Computational Optimization of Adaptive Hybrid Darrieus Turbine: Part 1

Abstract

Darrieus-type Vertical Axis Wind Turbines (VAWT) are promising for small scale decentralized power generation because of their unique advantages such as simple design, insensitive to wind direction, reliability, and ease of maintenance. Despite these positive aspects, poor self-starting capability and low efficiency in weak and unsteady winds deteriorate further development. Adaptive Hybrid Darrieus Turbine (AHDT) was proposed by the author in the past study as a potential solution to enhance low wind speed characteristics. The objective of the current research is to optimize the parameters of AHDT. AHDT integrates a dynamically varying Savonius rotor with a Darrieus rotor.

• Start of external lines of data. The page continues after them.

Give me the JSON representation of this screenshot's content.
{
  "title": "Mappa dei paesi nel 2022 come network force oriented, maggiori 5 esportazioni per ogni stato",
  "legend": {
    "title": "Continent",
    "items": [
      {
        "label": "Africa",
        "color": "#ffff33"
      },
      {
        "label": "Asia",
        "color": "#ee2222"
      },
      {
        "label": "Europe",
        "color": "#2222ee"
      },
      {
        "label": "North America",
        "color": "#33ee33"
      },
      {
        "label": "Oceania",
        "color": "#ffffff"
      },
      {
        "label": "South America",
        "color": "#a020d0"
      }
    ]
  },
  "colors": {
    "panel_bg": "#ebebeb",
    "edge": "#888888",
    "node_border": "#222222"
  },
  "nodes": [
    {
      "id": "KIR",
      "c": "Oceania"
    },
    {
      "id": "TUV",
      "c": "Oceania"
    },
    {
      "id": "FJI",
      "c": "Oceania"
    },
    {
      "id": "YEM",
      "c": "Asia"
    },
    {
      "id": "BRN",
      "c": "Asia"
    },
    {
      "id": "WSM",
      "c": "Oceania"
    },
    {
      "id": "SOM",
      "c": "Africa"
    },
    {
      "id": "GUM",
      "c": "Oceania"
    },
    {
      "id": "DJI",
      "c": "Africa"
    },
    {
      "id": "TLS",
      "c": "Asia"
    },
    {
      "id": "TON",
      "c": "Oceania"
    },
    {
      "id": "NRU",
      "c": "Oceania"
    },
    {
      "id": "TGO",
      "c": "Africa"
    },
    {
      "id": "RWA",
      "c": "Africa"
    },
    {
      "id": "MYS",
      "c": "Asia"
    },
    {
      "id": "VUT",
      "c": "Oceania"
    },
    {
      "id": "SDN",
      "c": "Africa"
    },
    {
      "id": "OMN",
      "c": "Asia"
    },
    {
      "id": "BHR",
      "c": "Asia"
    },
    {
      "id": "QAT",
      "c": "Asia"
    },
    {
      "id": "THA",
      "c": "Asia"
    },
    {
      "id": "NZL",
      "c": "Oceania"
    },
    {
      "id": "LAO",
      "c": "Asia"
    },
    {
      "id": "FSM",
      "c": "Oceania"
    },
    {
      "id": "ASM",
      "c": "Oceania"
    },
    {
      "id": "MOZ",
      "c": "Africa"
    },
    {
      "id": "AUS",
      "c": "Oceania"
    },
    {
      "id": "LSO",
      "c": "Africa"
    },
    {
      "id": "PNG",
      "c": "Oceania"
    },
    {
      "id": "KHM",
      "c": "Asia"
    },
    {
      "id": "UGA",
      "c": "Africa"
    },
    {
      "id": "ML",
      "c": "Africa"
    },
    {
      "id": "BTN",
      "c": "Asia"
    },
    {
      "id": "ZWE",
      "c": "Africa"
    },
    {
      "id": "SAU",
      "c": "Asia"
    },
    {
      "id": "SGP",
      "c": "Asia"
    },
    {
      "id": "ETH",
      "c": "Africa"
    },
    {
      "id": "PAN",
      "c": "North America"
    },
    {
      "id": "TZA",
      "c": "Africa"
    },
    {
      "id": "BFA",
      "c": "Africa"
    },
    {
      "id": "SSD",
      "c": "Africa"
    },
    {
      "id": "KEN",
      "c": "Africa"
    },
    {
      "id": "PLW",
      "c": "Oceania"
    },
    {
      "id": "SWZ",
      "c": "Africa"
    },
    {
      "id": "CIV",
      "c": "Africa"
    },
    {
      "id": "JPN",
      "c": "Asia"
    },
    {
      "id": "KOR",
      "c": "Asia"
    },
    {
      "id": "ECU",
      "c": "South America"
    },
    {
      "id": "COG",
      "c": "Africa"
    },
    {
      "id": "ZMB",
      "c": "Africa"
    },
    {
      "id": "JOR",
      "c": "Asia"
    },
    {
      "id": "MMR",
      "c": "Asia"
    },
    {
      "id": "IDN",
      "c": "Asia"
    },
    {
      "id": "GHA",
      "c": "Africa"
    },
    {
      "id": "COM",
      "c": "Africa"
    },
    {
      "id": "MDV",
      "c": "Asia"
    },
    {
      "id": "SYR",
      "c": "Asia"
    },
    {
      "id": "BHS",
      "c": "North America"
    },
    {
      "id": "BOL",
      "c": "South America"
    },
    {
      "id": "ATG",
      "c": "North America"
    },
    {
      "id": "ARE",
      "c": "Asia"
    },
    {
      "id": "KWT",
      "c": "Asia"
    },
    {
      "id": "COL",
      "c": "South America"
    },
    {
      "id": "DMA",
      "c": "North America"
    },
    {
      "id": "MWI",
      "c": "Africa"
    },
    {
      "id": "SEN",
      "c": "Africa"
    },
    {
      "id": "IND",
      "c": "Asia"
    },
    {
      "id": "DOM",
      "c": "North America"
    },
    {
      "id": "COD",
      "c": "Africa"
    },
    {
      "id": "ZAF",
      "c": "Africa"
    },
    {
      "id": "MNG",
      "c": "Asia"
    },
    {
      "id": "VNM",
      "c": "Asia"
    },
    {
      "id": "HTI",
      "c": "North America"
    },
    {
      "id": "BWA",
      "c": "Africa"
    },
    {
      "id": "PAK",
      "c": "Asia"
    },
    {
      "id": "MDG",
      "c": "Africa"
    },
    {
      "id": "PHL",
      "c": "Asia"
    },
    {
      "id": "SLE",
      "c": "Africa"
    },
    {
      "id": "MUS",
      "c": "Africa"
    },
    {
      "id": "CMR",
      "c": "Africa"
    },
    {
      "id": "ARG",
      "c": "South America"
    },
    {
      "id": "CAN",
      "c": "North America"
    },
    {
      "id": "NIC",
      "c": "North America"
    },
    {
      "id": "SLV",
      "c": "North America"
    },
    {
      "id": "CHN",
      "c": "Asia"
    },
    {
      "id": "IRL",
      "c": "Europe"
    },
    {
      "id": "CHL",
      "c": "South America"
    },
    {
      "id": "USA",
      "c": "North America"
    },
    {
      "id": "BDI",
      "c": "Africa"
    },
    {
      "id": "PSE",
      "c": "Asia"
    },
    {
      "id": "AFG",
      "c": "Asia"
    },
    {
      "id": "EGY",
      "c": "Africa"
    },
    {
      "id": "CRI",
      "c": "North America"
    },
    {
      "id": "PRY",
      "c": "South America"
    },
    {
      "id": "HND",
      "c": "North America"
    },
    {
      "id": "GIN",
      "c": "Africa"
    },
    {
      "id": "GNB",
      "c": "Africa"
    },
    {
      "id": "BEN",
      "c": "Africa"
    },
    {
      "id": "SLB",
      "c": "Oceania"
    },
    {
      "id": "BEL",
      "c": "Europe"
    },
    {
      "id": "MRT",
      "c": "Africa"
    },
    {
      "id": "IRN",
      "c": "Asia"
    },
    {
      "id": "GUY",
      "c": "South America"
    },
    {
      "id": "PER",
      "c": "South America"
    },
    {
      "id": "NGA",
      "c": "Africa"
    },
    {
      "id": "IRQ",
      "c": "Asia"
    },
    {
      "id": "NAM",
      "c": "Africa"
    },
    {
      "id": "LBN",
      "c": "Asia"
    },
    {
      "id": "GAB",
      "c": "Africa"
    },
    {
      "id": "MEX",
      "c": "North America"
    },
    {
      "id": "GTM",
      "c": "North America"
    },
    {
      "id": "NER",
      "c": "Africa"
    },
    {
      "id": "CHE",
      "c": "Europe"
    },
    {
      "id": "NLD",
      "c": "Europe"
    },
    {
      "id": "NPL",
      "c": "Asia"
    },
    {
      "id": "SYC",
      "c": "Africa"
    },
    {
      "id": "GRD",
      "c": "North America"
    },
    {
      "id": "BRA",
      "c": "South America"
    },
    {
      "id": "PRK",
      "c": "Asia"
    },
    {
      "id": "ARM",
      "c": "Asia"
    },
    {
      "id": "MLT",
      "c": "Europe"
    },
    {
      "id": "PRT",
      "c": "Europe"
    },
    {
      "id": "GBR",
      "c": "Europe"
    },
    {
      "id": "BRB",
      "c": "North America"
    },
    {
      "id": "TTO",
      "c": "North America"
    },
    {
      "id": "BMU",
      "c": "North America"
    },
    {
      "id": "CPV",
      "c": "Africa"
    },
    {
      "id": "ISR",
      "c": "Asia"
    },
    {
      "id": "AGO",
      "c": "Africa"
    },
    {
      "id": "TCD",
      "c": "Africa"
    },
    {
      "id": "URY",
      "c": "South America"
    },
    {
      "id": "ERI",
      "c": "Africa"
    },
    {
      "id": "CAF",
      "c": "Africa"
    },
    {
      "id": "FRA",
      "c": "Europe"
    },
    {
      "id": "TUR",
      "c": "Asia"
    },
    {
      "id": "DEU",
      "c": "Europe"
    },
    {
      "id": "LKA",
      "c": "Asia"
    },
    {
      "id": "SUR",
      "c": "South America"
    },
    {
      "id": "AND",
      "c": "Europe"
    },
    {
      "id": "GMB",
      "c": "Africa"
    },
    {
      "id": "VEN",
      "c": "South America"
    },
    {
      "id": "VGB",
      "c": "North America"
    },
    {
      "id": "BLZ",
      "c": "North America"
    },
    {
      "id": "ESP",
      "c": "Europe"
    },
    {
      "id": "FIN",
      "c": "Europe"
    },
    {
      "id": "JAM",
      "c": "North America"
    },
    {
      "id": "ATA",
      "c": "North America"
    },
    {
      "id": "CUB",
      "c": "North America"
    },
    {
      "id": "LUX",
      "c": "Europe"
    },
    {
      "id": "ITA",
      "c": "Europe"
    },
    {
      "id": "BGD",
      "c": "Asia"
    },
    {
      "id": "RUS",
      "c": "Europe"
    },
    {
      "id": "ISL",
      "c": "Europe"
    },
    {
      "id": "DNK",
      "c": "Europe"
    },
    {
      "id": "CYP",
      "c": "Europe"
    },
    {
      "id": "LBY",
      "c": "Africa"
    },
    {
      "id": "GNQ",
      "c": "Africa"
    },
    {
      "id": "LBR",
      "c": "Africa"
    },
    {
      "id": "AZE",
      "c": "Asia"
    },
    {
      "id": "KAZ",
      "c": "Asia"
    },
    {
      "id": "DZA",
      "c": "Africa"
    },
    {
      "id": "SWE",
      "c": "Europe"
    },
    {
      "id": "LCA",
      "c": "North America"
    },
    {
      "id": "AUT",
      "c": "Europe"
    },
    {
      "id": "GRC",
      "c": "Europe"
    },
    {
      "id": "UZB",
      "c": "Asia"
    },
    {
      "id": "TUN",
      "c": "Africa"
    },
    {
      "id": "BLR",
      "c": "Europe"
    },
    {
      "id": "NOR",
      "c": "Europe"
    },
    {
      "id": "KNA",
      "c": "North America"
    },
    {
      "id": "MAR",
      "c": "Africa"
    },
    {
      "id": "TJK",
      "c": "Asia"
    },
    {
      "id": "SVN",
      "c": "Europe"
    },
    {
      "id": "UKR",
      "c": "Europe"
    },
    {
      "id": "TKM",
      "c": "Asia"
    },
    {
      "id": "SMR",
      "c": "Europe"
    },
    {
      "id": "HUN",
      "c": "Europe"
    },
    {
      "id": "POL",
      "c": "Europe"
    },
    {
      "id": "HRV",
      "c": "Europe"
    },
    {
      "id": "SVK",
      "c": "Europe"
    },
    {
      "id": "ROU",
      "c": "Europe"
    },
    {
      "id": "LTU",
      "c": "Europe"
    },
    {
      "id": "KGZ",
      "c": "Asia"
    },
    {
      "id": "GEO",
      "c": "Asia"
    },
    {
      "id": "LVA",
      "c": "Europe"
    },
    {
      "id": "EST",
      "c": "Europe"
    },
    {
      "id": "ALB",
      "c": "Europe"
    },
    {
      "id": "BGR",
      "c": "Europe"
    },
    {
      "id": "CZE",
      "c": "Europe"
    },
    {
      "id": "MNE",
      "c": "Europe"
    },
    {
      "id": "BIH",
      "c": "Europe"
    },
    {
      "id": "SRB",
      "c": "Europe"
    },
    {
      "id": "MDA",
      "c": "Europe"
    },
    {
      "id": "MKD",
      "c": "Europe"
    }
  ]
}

A fully detailed 2D numerical study employing Reynold-Averaged Navier Stokes (RANS) is carried out to investigate the impact of the Darrieus rotor diameter (DR) on the Savonius rotor (DT) with regard to hybrid turbine performance. The power coefficient of the Darrieus rotor is evaluated when the Savonius rotor is in the closed condition (cylinder) of various diameters. The influence of Reynolds number (Re) on the torque coefficient is examined. Power loss of 58.3% and 25% is reported for DR/DT ratio of 1.5 and 2 respectively for AHDT with solidity 0.5 at 9 m/s. The flow interaction between the Savonius rotor in closed configuration reveals the formation of von Karman vortices that interact with Darrieus blades resulting in flow detachment. An optimum diametrical ratio (DR/DT) of 3 is found to yield the maximum power coefficient of the Darrieus rotor.